A medida provisória ainda exibe outros vícios importantes. Ao atribuir ao poder Executivo   a definição do que é “justa causa” na moderação de conteúdo, o texto permite a captura das redes sociais pelo governo. Isso se dá principalmente porque a fiscalização da MP não é nada óbvia: depende de conceitos de contornos imprecisos, como violação da honra e da privacidade, que abrem espaço para que o governo sancione as plataformas sempre que discordar da moderação de conteúdo. Essas sanções, nos termos da MP, podem chegar, na prática, à proibição do funcionamento no Brasil.

Diante disso, para evitar punições e retaliações, as plataformas têm enorme incentivo para implementar reflexamente a visão do governo.

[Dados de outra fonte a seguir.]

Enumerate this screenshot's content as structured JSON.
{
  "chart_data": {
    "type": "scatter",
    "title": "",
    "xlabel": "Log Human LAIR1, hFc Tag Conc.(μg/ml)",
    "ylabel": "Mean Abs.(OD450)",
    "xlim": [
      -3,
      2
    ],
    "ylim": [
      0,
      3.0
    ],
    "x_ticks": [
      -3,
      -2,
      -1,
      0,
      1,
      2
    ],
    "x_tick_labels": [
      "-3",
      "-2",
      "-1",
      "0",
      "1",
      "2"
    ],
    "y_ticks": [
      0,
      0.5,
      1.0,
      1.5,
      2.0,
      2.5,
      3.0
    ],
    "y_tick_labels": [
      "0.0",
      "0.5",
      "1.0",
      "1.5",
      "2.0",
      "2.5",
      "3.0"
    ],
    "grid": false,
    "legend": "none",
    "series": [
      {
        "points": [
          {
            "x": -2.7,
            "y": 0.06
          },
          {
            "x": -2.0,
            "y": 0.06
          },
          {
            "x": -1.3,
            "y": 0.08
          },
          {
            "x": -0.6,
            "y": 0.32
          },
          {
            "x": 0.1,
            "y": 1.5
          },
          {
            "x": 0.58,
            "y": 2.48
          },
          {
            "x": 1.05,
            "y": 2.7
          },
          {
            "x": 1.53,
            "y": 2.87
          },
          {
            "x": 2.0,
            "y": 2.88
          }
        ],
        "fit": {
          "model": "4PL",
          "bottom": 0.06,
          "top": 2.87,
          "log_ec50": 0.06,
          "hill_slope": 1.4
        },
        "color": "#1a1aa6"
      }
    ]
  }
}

Poucos cenários seriam tão odiosos à liberdade de expressão: a MP cria um incentivo para que as redes sociais cerceiem conteúdo de crítica ao presidente, seus aliados e suas políticas — tipo de manifestação que certamente mais provocaria a ira sancionatória da autoridade administrativa, diretamente subordinada ao presidente da República.

Essa principal armadilha da MP ressalta um ponto importante para qualquer modelo regulatório: o direito da liberdade de expressão não é composto apenas pelas regras sobre o que pode e não pode ser dito. Fatores institucionais, como quem tem o poder de fiscalizar, são decisivos.

Embora urgentes na crise institucional atual, essas preocupações valeriam também em momentos de normalidade. A liberdade de expressão não deve depender de boas intenções dos governantes; sua proteção exige justamente que o direito proporcione arranjos institucionais seguros. Ao estabelecer o oposto, a medida provisória é inconstitucional.

** Agradeço Luiz Fernando Gomes Esteves e Diego Werneck Arguelhes pelas sugestões e críticas.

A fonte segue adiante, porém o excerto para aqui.